Even to this day the Indian plate shifts northwards and pushes the peaks higher.

Nummulites and their influence on Ancient Egypt.

40 million years ago, the world’s landmasses were still configuring themselves into their current positions. The tectonic plate of north east Africa had not yet closed against the Anatolian landmass, therefore water from the Atlantic Ocean had a free route directly to the Indian Ocean via the waterway that would become the Mediterranean Sea. Many but not all of today’s lands between modern day Greece and modern day Pakistan, the gap that was to be closed, was in fact underwater.
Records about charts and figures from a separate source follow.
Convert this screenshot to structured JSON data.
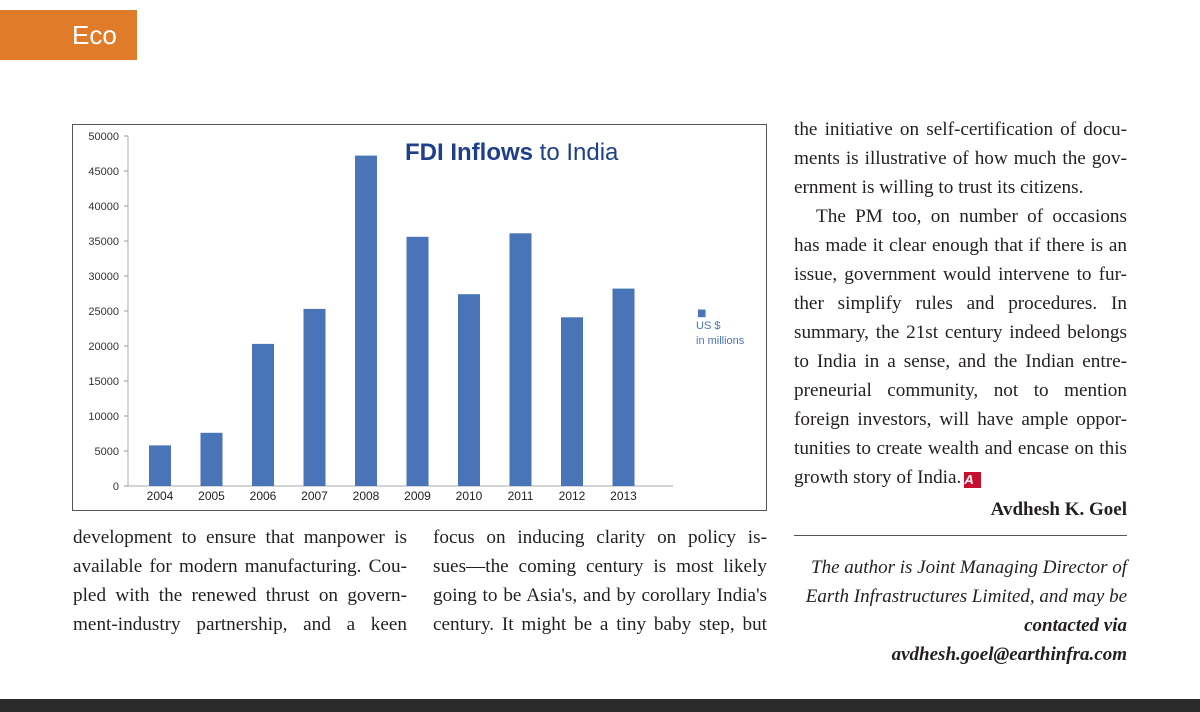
{
  "header": {
    "section_label": "Eco"
  },
  "chart_data": {
    "type": "bar",
    "title_bold": "FDI Inflows",
    "title_rest": " to India",
    "categories": [
      "2004",
      "2005",
      "2006",
      "2007",
      "2008",
      "2009",
      "2010",
      "2011",
      "2012",
      "2013"
    ],
    "values": [
      5800,
      7600,
      20300,
      25300,
      47200,
      35600,
      27400,
      36100,
      24100,
      28200
    ],
    "yticks": [
      "50000",
      "45000",
      "40000",
      "35000",
      "30000",
      "25000",
      "20000",
      "15000",
      "10000",
      "5000",
      "0"
    ],
    "ylim": [
      0,
      50000
    ],
    "legend": {
      "marker": "■",
      "line1": "US $",
      "line2": "in millions"
    },
    "bar_color": "#4a74b8",
    "title_color": "#1f3f8c"
  },
  "article": {
    "left_lines": [
      "development to ensure that manpower is",
      "available for modern manufacturing. Cou-",
      "pled with the renewed thrust on govern-",
      "ment-industry partnership, and a keen"
    ],
    "mid_lines": [
      "focus on inducing clarity on policy is-",
      "sues—the coming century is most likely",
      "going to be Asia's, and by corollary India's",
      "century. It might be a tiny baby step, but"
    ],
    "right_p1_lines": [
      "the initiative on self-certification of docu-",
      "ments is illustrative of how much the gov-",
      "ernment is willing to trust its citizens."
    ],
    "right_p2_lines": [
      "The PM too, on number of occasions",
      "has made it clear enough that if there is an",
      "issue, government would intervene to fur-",
      "ther simplify rules and procedures. In",
      "summary, the 21st century indeed belongs",
      "to India in a sense, and the Indian entre-",
      "preneurial community, not to mention",
      "foreign investors, will have ample oppor-",
      "tunities to create wealth and encase on this",
      "growth story of India."
    ],
    "end_mark": "A",
    "end_mark_color": "#c8102e",
    "author": "Avdhesh K. Goel",
    "bio_line1": "The author is Joint Managing Director of",
    "bio_line2": "Earth Infrastructures Limited, and may be",
    "bio_contact": "contacted via avdhesh.goel@earthinfra.com"
  },
  "colors": {
    "tab": "#e07b2a",
    "bottom_bar": "#2a2a2a"
  }
}
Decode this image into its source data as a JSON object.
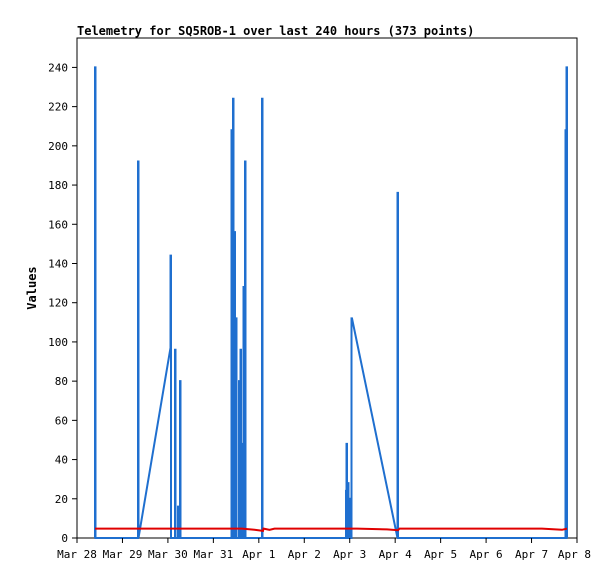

One of those lands was northern modern day Egypt. A notable area of Egypt and indeed Arabia was submerged around the northern part of today’s Red Sea. Within this body of water a type of creature emerged on the sea bed that had a hard shell. This creature is called a nummulite.

The significance of nummulites is that their shells (abundant in calcium and carbon) became used as Ancient Egyptian coins. The limestone of the Nile Valley was rich in fossilised nummulites and it was this limestone that was used to construct the famous pyramid tomb monuments of Egypt.